THE CAPITAL, TALLAHASSEE, Dec. 1, 2010 --
Republican Rick Scott got plenty of political mileage during the governor’s race ridiculing the Obama administration for running up the federal deficit.
But now the governor-elect faces his own tide of red ink – with taxpayer-financed, state government debt already at a record $26.4 billion, and climbing.
“It’s worth getting a grip on this,” said Dr. Randall Holcombe, a Florida State University economist, who the governor-elect has named to his economic advisory council. “The debt represents more money that’s taken out of the private sector, and that’s what will create more jobs and more income.”
The state’s Division of Bond Finance is scheduled to release a report this month likely to show another $2 billion in IOU’s added to state ledgers this year, powered by the cumulative effect of heavy borrowing for public school- and university-construction projects, roadwork and environmental land purchases, officials said.
Florida taxpayers spent $2.1 billion last year just to service the debt, double the level of 10 years ago. But that annual payment is expected to endure until 2014, when it’s forecast to fall to $1.8 billion a year.
With the state facing a $2.5 billion budget shortfall next year, the debt payments loom large as lawmakers struggle to balance a roughly $70 billion state spending plan. And the borrowing flourished even while Scott’s own party, which touts fiscal conservatism, held the reins of state government.
Since Gov. Jeb Bush took office in 1999, ushering in a decade of Republican leadership in Florida, state borrowing has climbed by almost $10 billion, with another $10.2 billion in debt expected to be issued through 2019 to cover currently authorized programs.
Major tax cuts enacted during Bush’s two terms and recession-driven budget reductions taken later helped steer lawmakers away from a pay-as-you-go approach in many areas. Unlike Congress with the federal budget, Florida lawmakers are constitutionally required to balance the state budget each year.
But borrowing to finance major capital projects is common. And the sagging economy and the state’s accumulated debt have drawn both “stable” and “negative” outlooks from rating agencies, potentially costing taxpayers more in recent borrowing costs.
Scott said little about Florida’s debt during the campaign. Instead, Scott blistered Democratic opponent Alex Sink for using “Obama math” to downplay the scope of her own spending proposals.
But on his campaign website, Scott warned that “Florida is going down the path of California and Greece,” with its borrowing. He also said the “career politicians in Tallahassee are spending our state into bankruptcy.”
With Scott a month away from taking office, his economic advisors say debt reduction should be part of his drive to rein-in state government.
“What the magic number is, I don’t know,” said Robert McClure, president and CEO of the James Madison Institute, another of Scott’s economic counsels. “You want to limit those programs that are going to cost the state a lot of money in the short- and long-term.”

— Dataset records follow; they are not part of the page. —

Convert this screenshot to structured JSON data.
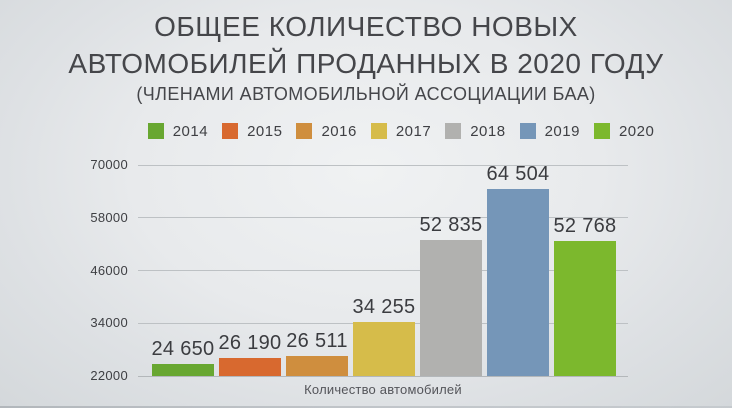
{
  "title": {
    "line1": "ОБЩЕЕ КОЛИЧЕСТВО НОВЫХ",
    "line2": "АВТОМОБИЛЕЙ ПРОДАННЫХ В 2020 ГОДУ",
    "subtitle": "(ЧЛЕНАМИ АВТОМОБИЛЬНОЙ АССОЦИАЦИИ БАА)"
  },
  "colors": {
    "background_center": "#f0f2f3",
    "background_edge": "#d4d8db",
    "title_text": "#45464a",
    "gridline": "#bdc1c4",
    "value_text": "#3b3c40"
  },
  "chart_data": {
    "type": "bar",
    "title": "ОБЩЕЕ КОЛИЧЕСТВО НОВЫХ АВТОМОБИЛЕЙ ПРОДАННЫХ В 2020 ГОДУ",
    "subtitle": "(ЧЛЕНАМИ АВТОМОБИЛЬНОЙ АССОЦИАЦИИ БАА)",
    "categories": [
      "2014",
      "2015",
      "2016",
      "2017",
      "2018",
      "2019",
      "2020"
    ],
    "values": [
      24650,
      26190,
      26511,
      34255,
      52835,
      64504,
      52768
    ],
    "value_labels": [
      "24 650",
      "26 190",
      "26 511",
      "34 255",
      "52 835",
      "64 504",
      "52 768"
    ],
    "colors": [
      "#68a731",
      "#d8692f",
      "#cf8e3e",
      "#d6bc4a",
      "#b1b1af",
      "#7596b8",
      "#7cb82d"
    ],
    "xlabel": "Количество автомобилей",
    "ylabel": "",
    "ylim": [
      22000,
      70000
    ],
    "yticks": [
      22000,
      34000,
      46000,
      58000,
      70000
    ],
    "ytick_labels": [
      "22000",
      "34000",
      "46000",
      "58000",
      "70000"
    ],
    "grid": true,
    "legend_position": "top"
  }
}
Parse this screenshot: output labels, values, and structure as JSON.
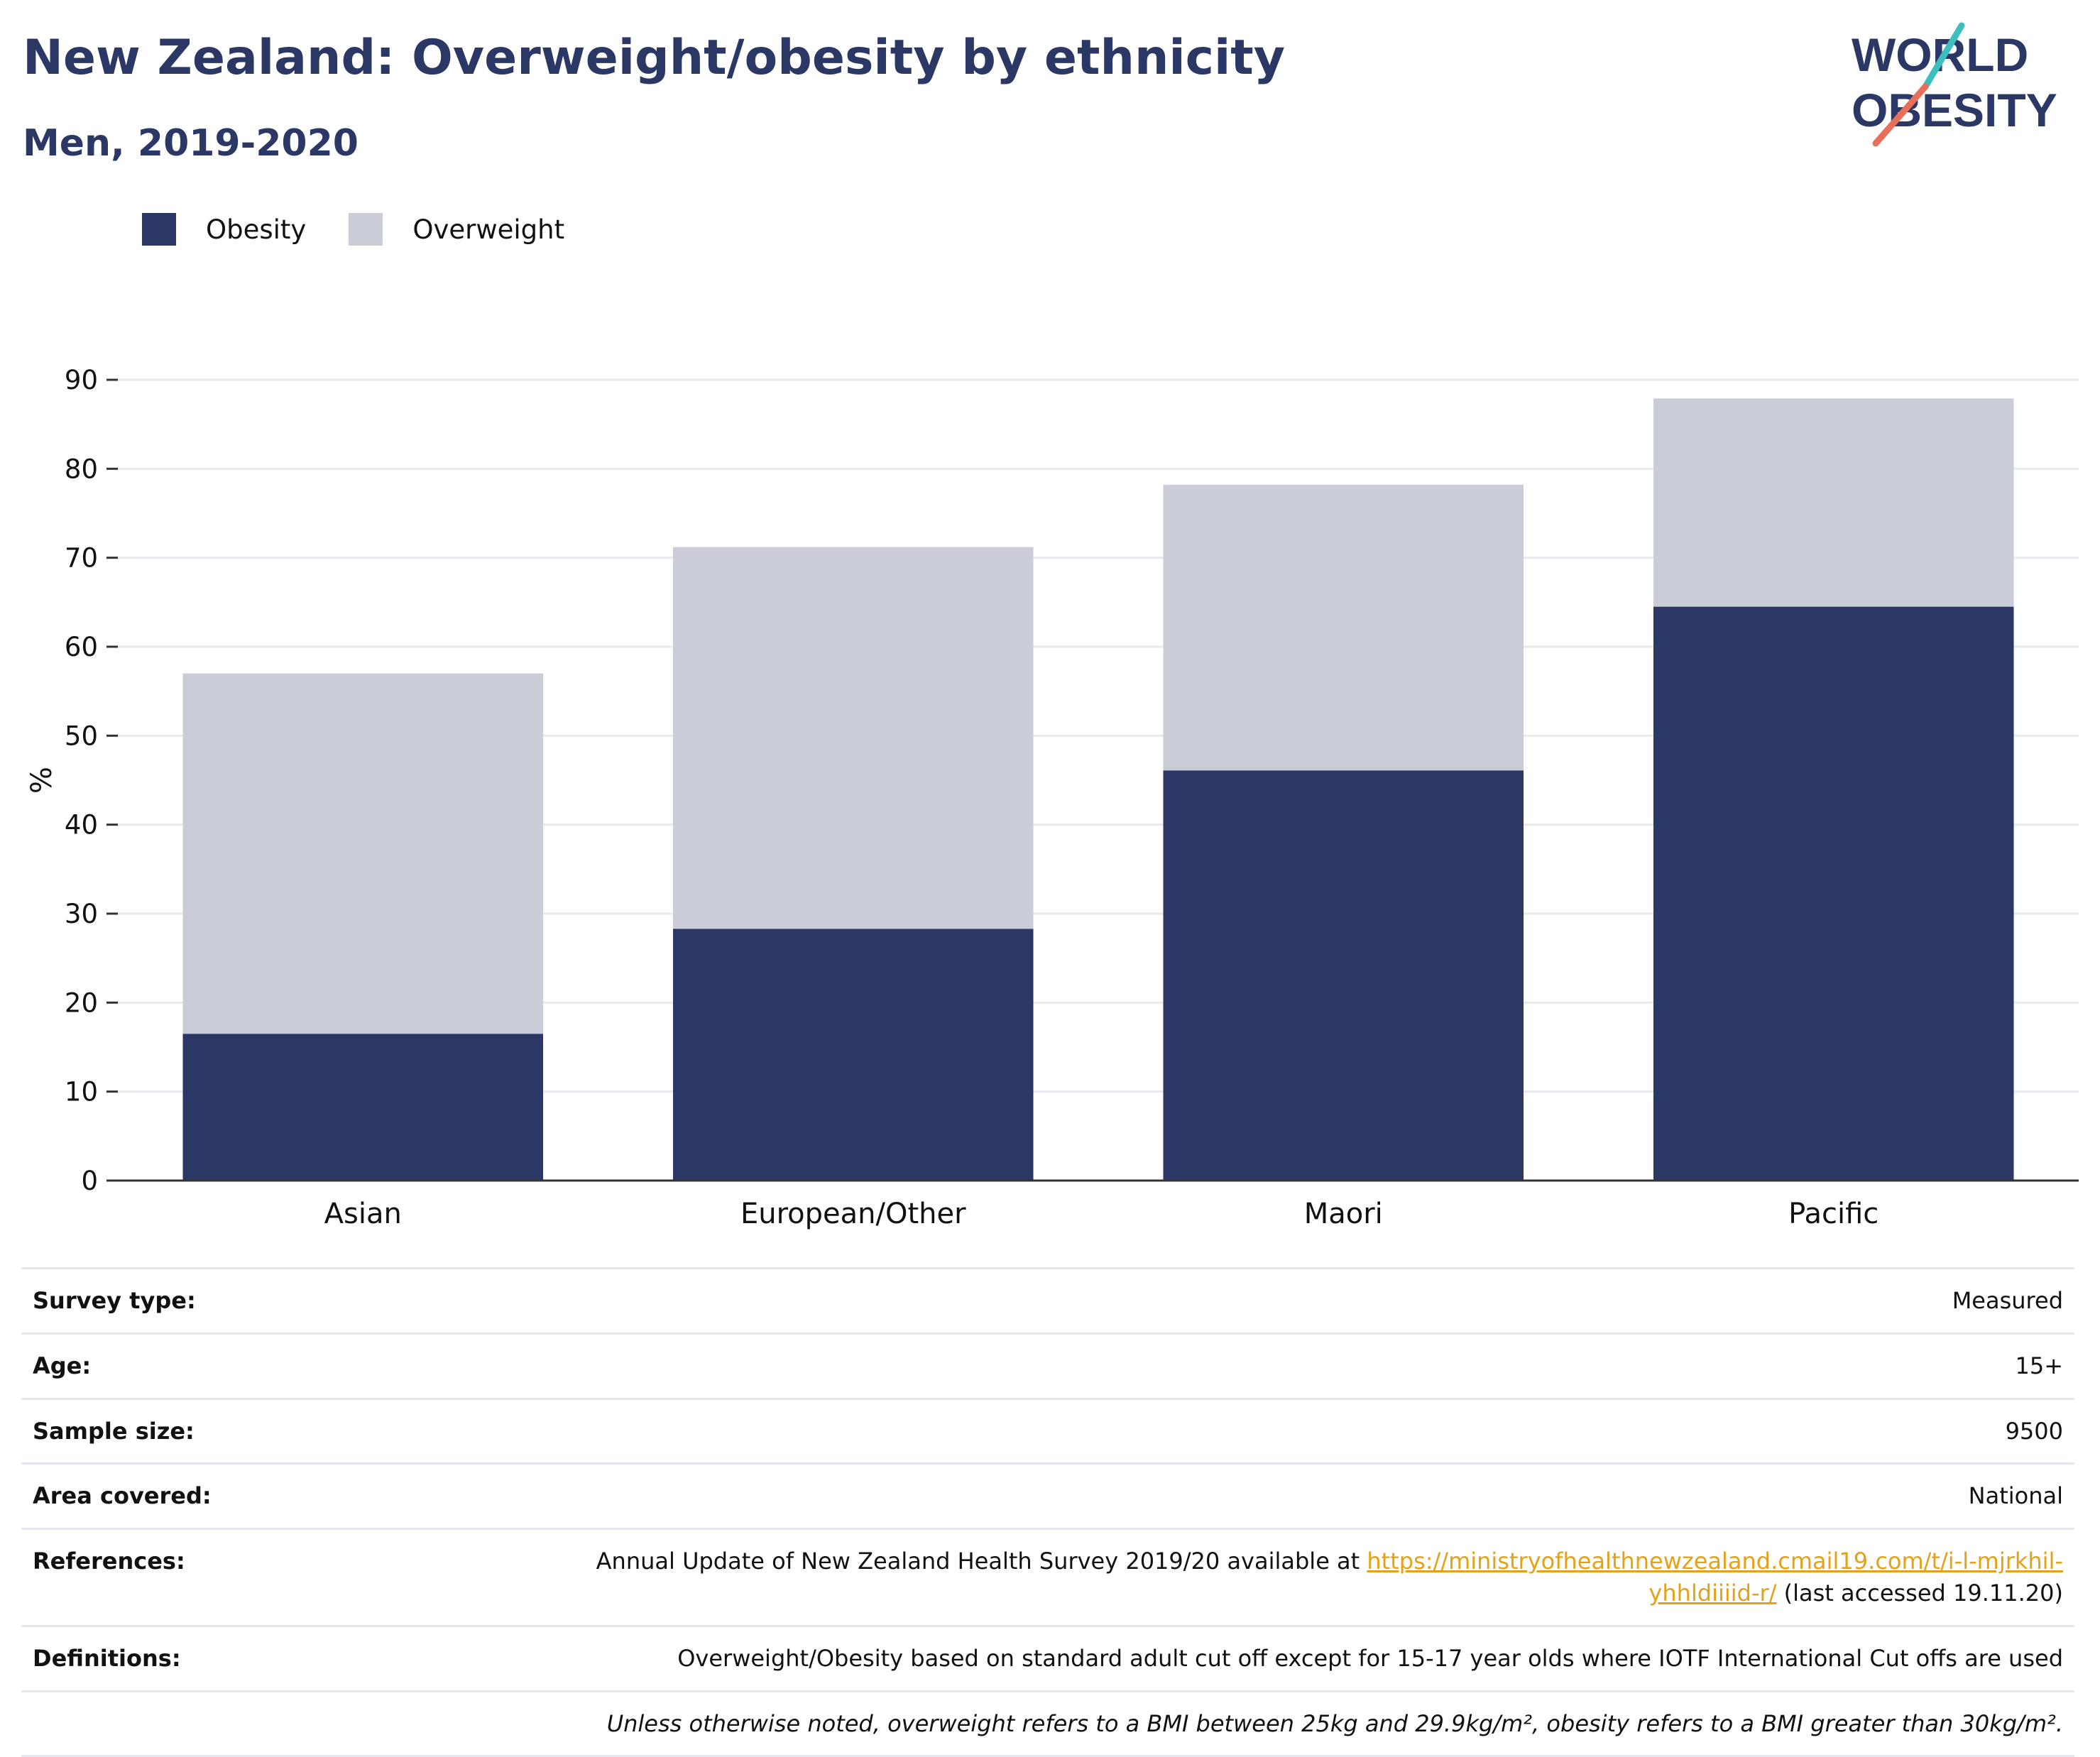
{
  "header": {
    "title": "New Zealand: Overweight/obesity by ethnicity",
    "subtitle": "Men, 2019-2020",
    "logo_line1": "WORLD",
    "logo_line2": "OBESITY"
  },
  "legend": {
    "items": [
      {
        "label": "Obesity",
        "color": "#2b3764"
      },
      {
        "label": "Overweight",
        "color": "#cacdd8"
      }
    ]
  },
  "chart_data": {
    "type": "bar",
    "stacked": true,
    "categories": [
      "Asian",
      "European/Other",
      "Maori",
      "Pacific"
    ],
    "series": [
      {
        "name": "Obesity",
        "color": "#2b3764",
        "values": [
          16.5,
          28.3,
          46.1,
          64.5
        ]
      },
      {
        "name": "Overweight",
        "color": "#cacdd8",
        "values": [
          40.5,
          42.9,
          32.1,
          23.4
        ]
      }
    ],
    "ylabel": "%",
    "ylim": [
      0,
      90
    ],
    "yticks": [
      "0",
      "10",
      "20",
      "30",
      "40",
      "50",
      "60",
      "70",
      "80",
      "90"
    ],
    "grid": true,
    "legend_position": "top-left"
  },
  "meta": {
    "survey_type": {
      "label": "Survey type:",
      "value": "Measured"
    },
    "age": {
      "label": "Age:",
      "value": "15+"
    },
    "sample_size": {
      "label": "Sample size:",
      "value": "9500"
    },
    "area_covered": {
      "label": "Area covered:",
      "value": "National"
    },
    "references": {
      "label": "References:",
      "text": "Annual Update of New Zealand Health Survey 2019/20 available at",
      "link_part1": "https://ministryofhealthnewzealand.cmail19.com/t/i-l-mjrkhil-",
      "link_part2": "yhhldiiiid-r/",
      "suffix": "(last accessed 19.11.20)"
    },
    "definitions": {
      "label": "Definitions:",
      "value": "Overweight/Obesity based on standard adult cut off except for 15-17 year olds where IOTF International Cut offs are used"
    },
    "footnote": "Unless otherwise noted, overweight refers to a BMI between 25kg and 29.9kg/m², obesity refers to a BMI greater than 30kg/m²."
  }
}
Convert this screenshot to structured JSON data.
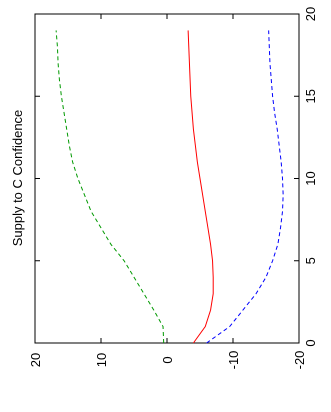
{
  "chart_data": {
    "type": "line",
    "title": "Supply to C Confidence",
    "orientation": "rotated-90-ccw",
    "xlim": [
      0,
      20
    ],
    "ylim": [
      -20,
      20
    ],
    "x_ticks": [
      0,
      5,
      10,
      15,
      20
    ],
    "y_ticks": [
      20,
      10,
      0,
      -10,
      -20
    ],
    "grid": false,
    "series": [
      {
        "color": "#009900",
        "dash": "dashed",
        "x": [
          0,
          1,
          2,
          3,
          4,
          5,
          6,
          7,
          8,
          9,
          10,
          11,
          12,
          13,
          14,
          15,
          16,
          17,
          18,
          19
        ],
        "y": [
          0.5,
          0.6,
          2.0,
          3.5,
          5.0,
          6.5,
          8.5,
          10.0,
          11.5,
          12.5,
          13.5,
          14.3,
          14.8,
          15.2,
          15.6,
          16.0,
          16.3,
          16.5,
          16.6,
          16.8
        ]
      },
      {
        "color": "#ff0000",
        "dash": "solid",
        "x": [
          0,
          1,
          2,
          3,
          4,
          5,
          6,
          7,
          8,
          9,
          10,
          11,
          12,
          13,
          14,
          15,
          16,
          17,
          18,
          19
        ],
        "y": [
          -4.0,
          -5.8,
          -6.6,
          -7.0,
          -7.0,
          -6.9,
          -6.6,
          -6.2,
          -5.8,
          -5.4,
          -5.0,
          -4.6,
          -4.3,
          -4.0,
          -3.8,
          -3.6,
          -3.5,
          -3.4,
          -3.3,
          -3.2
        ]
      },
      {
        "color": "#0000ff",
        "dash": "dashed",
        "x": [
          0,
          1,
          2,
          3,
          4,
          5,
          6,
          7,
          8,
          9,
          10,
          11,
          12,
          13,
          14,
          15,
          16,
          17,
          18,
          19
        ],
        "y": [
          -6.0,
          -9.5,
          -11.5,
          -13.5,
          -15.0,
          -16.0,
          -16.8,
          -17.2,
          -17.5,
          -17.6,
          -17.5,
          -17.3,
          -17.0,
          -16.7,
          -16.3,
          -16.0,
          -15.8,
          -15.6,
          -15.5,
          -15.4
        ]
      }
    ]
  }
}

A Scott spokesman, Trey Stapleton, said, “Anything that affects the Florida economy and getting people back to work will be a priority for the new governor.”
But it won’t be easy. And there could be a push for lawmakers to rely even more on borrowed money to maintain spending for public schools, favored university building projects, and transportation – seen by many analysts as helping spur job creation in a state with more than 1 million unemployed.
A ballot measure was rejected by voters last month that would have softened the state’s class-size standards, meaning classroom space in Florida will continue to be in demand.
Also, for all Scott’s talk of taking on state government, the core of those named to advise him also counseled Bush during the period when state borrowing rose steepest.
Scott’s economic advisory council is led by Donna Arduin, who served as Bush’s budget director and later held a similar post under California Gov. Arnold Schwarzenegger. Arthur Laffer, who shaped the supply-side economics of former President Reagan and is now Arduin’s business partner, is another Scott advisor.
“There is irony here, that President Obama was criticized for deficit spending when Republicans have been in charge here for all these years,” said Senate Democratic Leader Nan Rich, R-Weston. “When you wonder how did this happen in Florida, you’ve just got to look at the people in charge.”
Sen. Joe Negron, R-Stuart, vice-chairman of the Senate’s budget committee, said he agrees with Scott that state spending is not a driver of the economy. He said the incoming governor will find Republican lawmakers eager to cut.
“Just as we’re calling for the federal government to live within its means, Florida has to, as well,” Negron said.